Heavy-lifting nanoparticles to improve medicine delivery

21 May 2020


AIBN researchers have developed a new way to produce nanoparticles that carry much higher drug concentrations.

The discovery represents an important step toward the development of new cancer nanomedicines that can achieve enhanced therapeutic effects and improved safety.

Many cancer chemotherapeutics are poorly water-soluble. This is true for many cytotoxic drugs that have been in clinical use for decades – including paclitaxel, docetaxel and campothecin – as well as for the next generation of targeted therapeutics such as small molecule kinase inhibitors.

The drug paclitaxel, for example, is very hydrophobic – it doesn’t dissolve in water. This causes problems when it comes to administering the drug, explains AIBN researcher Associate Professor Chun-Xia Zhao.

“It’s hard to inject into the bloodstream,” she said. “To get around this, paclitaxel is dissolved in a solvent such as castor oil and ethanol to make Taxol.”

Reduction of side effects to cancer medicine

The oil and ethanol formulation enables clinicians to administer the drug by infusion, but the process can take hours. Moreover, castor oil and ethanol are themselves toxic in the bloodstream, so they cause additional side-effects.

Associate Professor Zhao and her team at AIBN are investigating the possibility of using nanoparticles to deliver paclitaxel as nanomedicine. If successful, this approach would substantially reduce side effects and improve targeting efficiency, as well as avoid the need for toxic solvents.

Polymer nanomedicines are attractive as many polymers have been approved for clinical applications.

“You can only get up to 5 per cent of drug into the particle – so 95 per cent of your formulation is the polymer, not the drug,” Associate Professor Zhao said.
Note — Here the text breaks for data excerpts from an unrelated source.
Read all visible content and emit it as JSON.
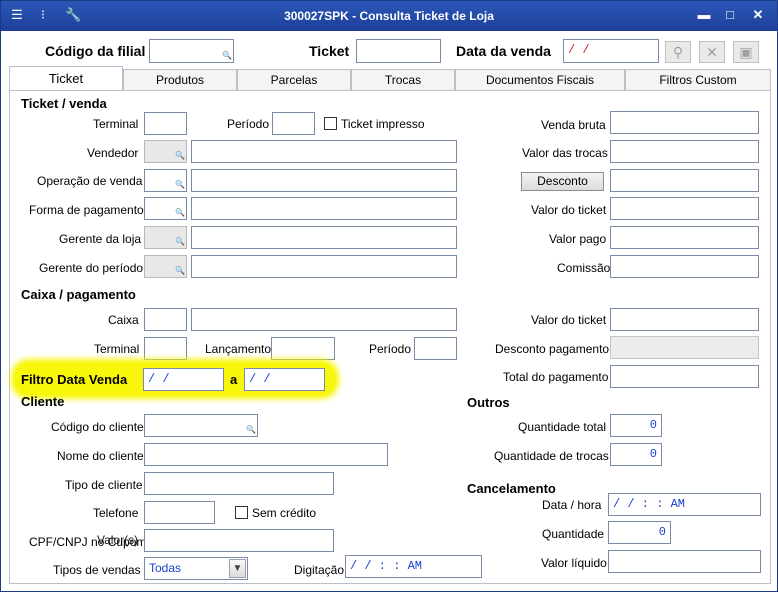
{
  "window": {
    "title": "300027SPK - Consulta Ticket de Loja",
    "colors": {
      "titlebar": "#1d3f98",
      "highlight": "#f8f60a",
      "value_text": "#1a3fd0"
    }
  },
  "header": {
    "filial_label": "Código da filial",
    "ticket_label": "Ticket",
    "data_venda_label": "Data da venda",
    "data_venda_value": " / /"
  },
  "tabs": [
    {
      "label": "Ticket"
    },
    {
      "label": "Produtos"
    },
    {
      "label": "Parcelas"
    },
    {
      "label": "Trocas"
    },
    {
      "label": "Documentos Fiscais"
    },
    {
      "label": "Filtros Custom"
    }
  ],
  "ticket_venda": {
    "heading": "Ticket / venda",
    "terminal": "Terminal",
    "periodo": "Período",
    "ticket_impresso": "Ticket impresso",
    "vendedor": "Vendedor",
    "operacao": "Operação de venda",
    "forma_pagamento": "Forma de pagamento",
    "gerente_loja": "Gerente da loja",
    "gerente_periodo": "Gerente do período",
    "venda_bruta": "Venda bruta",
    "valor_trocas": "Valor das trocas",
    "desconto_button": "Desconto",
    "valor_ticket": "Valor do ticket",
    "valor_pago": "Valor pago",
    "comissao": "Comissão"
  },
  "caixa_pagamento": {
    "heading": "Caixa / pagamento",
    "caixa": "Caixa",
    "terminal": "Terminal",
    "lancamento": "Lançamento",
    "periodo": "Período",
    "valor_ticket": "Valor do ticket",
    "desconto_pagamento": "Desconto pagamento",
    "total_pagamento": "Total do pagamento"
  },
  "filtro": {
    "label": "Filtro Data Venda",
    "from_value": " / /",
    "a_label": "a",
    "to_value": " / /"
  },
  "cliente": {
    "heading": "Cliente",
    "codigo": "Código do cliente",
    "nome": "Nome do cliente",
    "tipo": "Tipo de cliente",
    "telefone": "Telefone",
    "sem_credito": "Sem crédito",
    "cpf_label": "CPF/CNPJ no Cupom",
    "valor_overlap": "Valor(s)",
    "tipos_vendas": "Tipos de vendas",
    "tipos_vendas_value": "Todas",
    "digitacao": "Digitação",
    "digitacao_value": " / /    : : AM"
  },
  "outros": {
    "heading": "Outros",
    "quantidade_total": "Quantidade total",
    "quantidade_total_value": "0",
    "quantidade_trocas": "Quantidade de trocas",
    "quantidade_trocas_value": "0"
  },
  "cancelamento": {
    "heading": "Cancelamento",
    "data_hora": "Data / hora",
    "data_hora_value": " / /    : : AM",
    "quantidade": "Quantidade",
    "quantidade_value": "0",
    "valor_liquido": "Valor líquido"
  }
}
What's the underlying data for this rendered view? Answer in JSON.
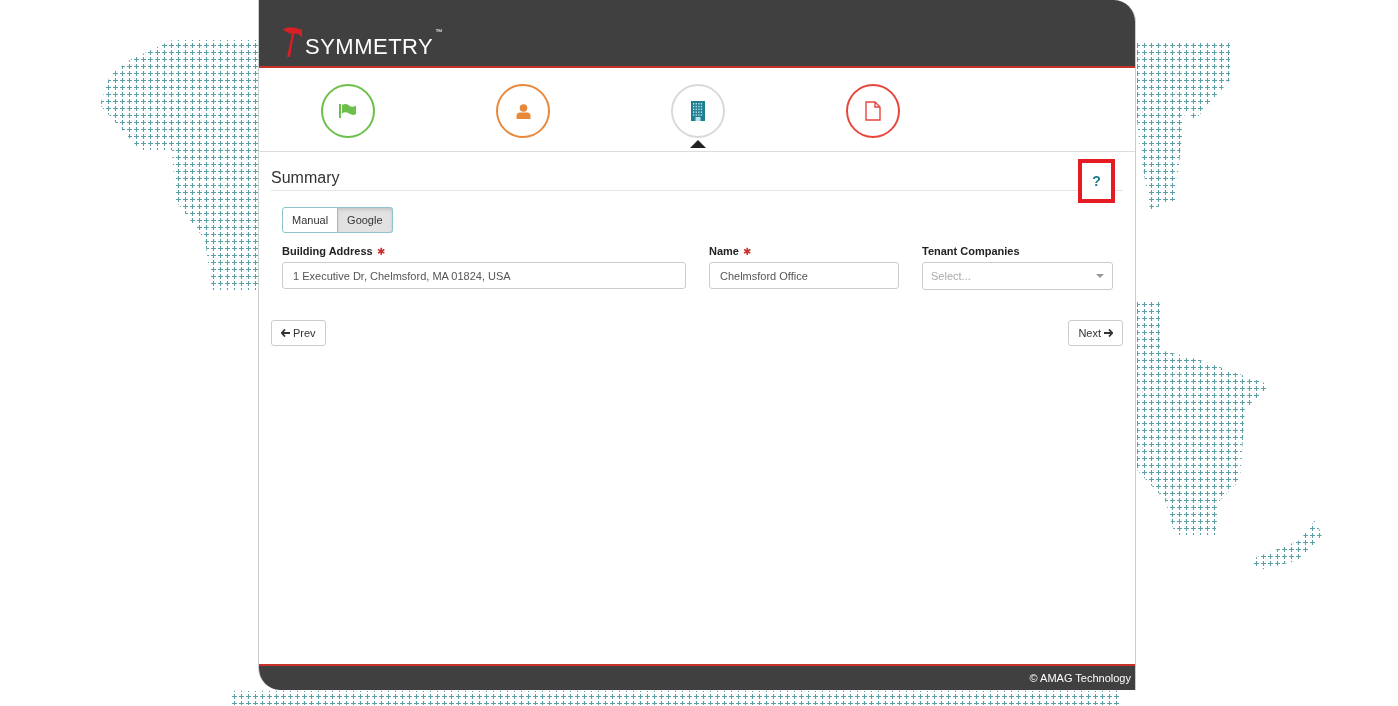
{
  "header": {
    "logo": "SYMMETRY",
    "trademark": "™"
  },
  "steps": [
    {
      "kind": "flag",
      "color": "#6cc04a",
      "selected": false
    },
    {
      "kind": "person",
      "color": "#e8883a",
      "selected": false
    },
    {
      "kind": "building",
      "color": "#1f7f93",
      "selected": true
    },
    {
      "kind": "document",
      "color": "#e8453c",
      "selected": false
    }
  ],
  "section": {
    "title": "Summary",
    "help": "?"
  },
  "mode_toggle": [
    {
      "label": "Manual",
      "selected": false
    },
    {
      "label": "Google",
      "selected": true
    }
  ],
  "fields": [
    {
      "kind": "text",
      "label": "Building Address",
      "required_mark": "✱",
      "value": "1 Executive Dr, Chelmsford, MA 01824, USA"
    },
    {
      "kind": "text",
      "label": "Name",
      "required_mark": "✱",
      "value": "Chelmsford Office"
    },
    {
      "kind": "select",
      "label": "Tenant Companies",
      "placeholder": "Select..."
    }
  ],
  "nav": {
    "prev": "Prev",
    "next": "Next"
  },
  "footer": {
    "copyright": "© AMAG Technology"
  }
}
“You need trillions of these nanoparticles in order to reach the therapeutic window.”

To address this, Associate Professor Zhao, Dr Yun (Amy) Liu and their colleagues came up with a new way to build a medicine-filled polymer nanoparticle, using a process called sequential nanoprecipitation.

New approach needs fewer nanoparticles

The trick lies in building the nanoparticle shell around nano-sized drug particles. When undertaken with the right timing and under the right conditions, the polymer coat forms around the drug particles.

“Essentially, you’re building a container around the cargo, rather than trying to put cargo into a pre-built container.”

“The new technology we created enables us to build nanoparticles that are up to 65 per cent cargo, so you need fewer nanoparticles,” Associate Professor Zhao said.

“It means you can increase the dose while decreasing side-effects.” 

The nanoparticles built in this way are also very stable and can be formulated into a powder with a very long shelf-life.

“This technology offers a new strategy for the manufacture of nanoparticles with high drug loading and opens unique opportunities for drug delivery applications.”

The findings have been published in the journal Angewandte Chemie.

UQ’s technology transfer company UniQuest has filed a patent application and licensed the technology to Yunnan XunBo Medical Technology, who are developing formulations for some key drugs in the local Chinese market.